Mes amis, sur la proposition de leur introducteur, s'arrêtèrent près d'un métier pour voir comment se faisait la toile; mais cela ne les intéressa point. Ils n'y comprenaient rien.
«Retire-toi donc, retire-toi donc, Aimée, cria tout à coup César. Il y a de l'huile après toutes ces mécaniques, et tu en mets à ton tablier.»
Tous les jeunes garçons qui se trouvaient dans la salle se retournèrent. On commença à regarder mes pauvres amis de travers.
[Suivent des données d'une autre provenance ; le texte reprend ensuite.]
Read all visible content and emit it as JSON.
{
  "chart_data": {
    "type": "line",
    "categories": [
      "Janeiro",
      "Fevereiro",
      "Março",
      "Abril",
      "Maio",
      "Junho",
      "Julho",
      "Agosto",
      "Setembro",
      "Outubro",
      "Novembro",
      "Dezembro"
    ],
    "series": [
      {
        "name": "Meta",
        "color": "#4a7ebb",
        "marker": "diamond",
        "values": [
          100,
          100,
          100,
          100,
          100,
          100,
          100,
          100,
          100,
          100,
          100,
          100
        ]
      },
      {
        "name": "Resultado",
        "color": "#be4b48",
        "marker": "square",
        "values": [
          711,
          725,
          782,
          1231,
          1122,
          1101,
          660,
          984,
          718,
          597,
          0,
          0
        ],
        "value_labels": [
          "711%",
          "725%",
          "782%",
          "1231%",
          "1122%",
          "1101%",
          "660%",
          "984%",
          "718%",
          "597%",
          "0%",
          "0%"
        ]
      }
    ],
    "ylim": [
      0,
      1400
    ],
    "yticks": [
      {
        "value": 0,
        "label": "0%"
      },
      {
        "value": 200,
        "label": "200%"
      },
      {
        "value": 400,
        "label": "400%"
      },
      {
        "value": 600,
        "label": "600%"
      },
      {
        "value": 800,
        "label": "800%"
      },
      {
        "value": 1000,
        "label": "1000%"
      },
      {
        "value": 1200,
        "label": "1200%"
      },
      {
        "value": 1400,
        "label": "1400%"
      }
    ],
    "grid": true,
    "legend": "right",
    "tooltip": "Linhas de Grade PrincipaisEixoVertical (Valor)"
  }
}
«Allons-nous-en, César, dit enfin Aimée; il y a trop de poussière ici, nous n'y saurions durer. Décidément j'aime mieux que nous soyons domestiques dans des maisons où il n'y ait rien à faire.
—Fallait donc le dire tout de suite! s'écria le jeune ouvrier en colère. Vous voulez être larbins, vous autres?... Alors qu'on détale, et plus vite que ça!»
A ce mot de larbin, un haro s'éleva dans la salle.
«T'as d'ça dans ta famille, toi? s'écriait-on.
—Non pas. S'ils étaient de ma famille je les renierais; mais ils n'en sont point, Dieu merci! Ils étaient sur la route et se disaient sans ouvrage. Je leur ai proposé d'entrer ici, ils ont accepté. Pour qu'on ne leur fît pas de difficultés, je les ai fait passer pour mes parents de Petit-Bourg. Voilà tout!»
Les pauvres enfants ne savaient comment échapper aux moqueries de ces gamins qu'ils avaient offensés sans le vouloir.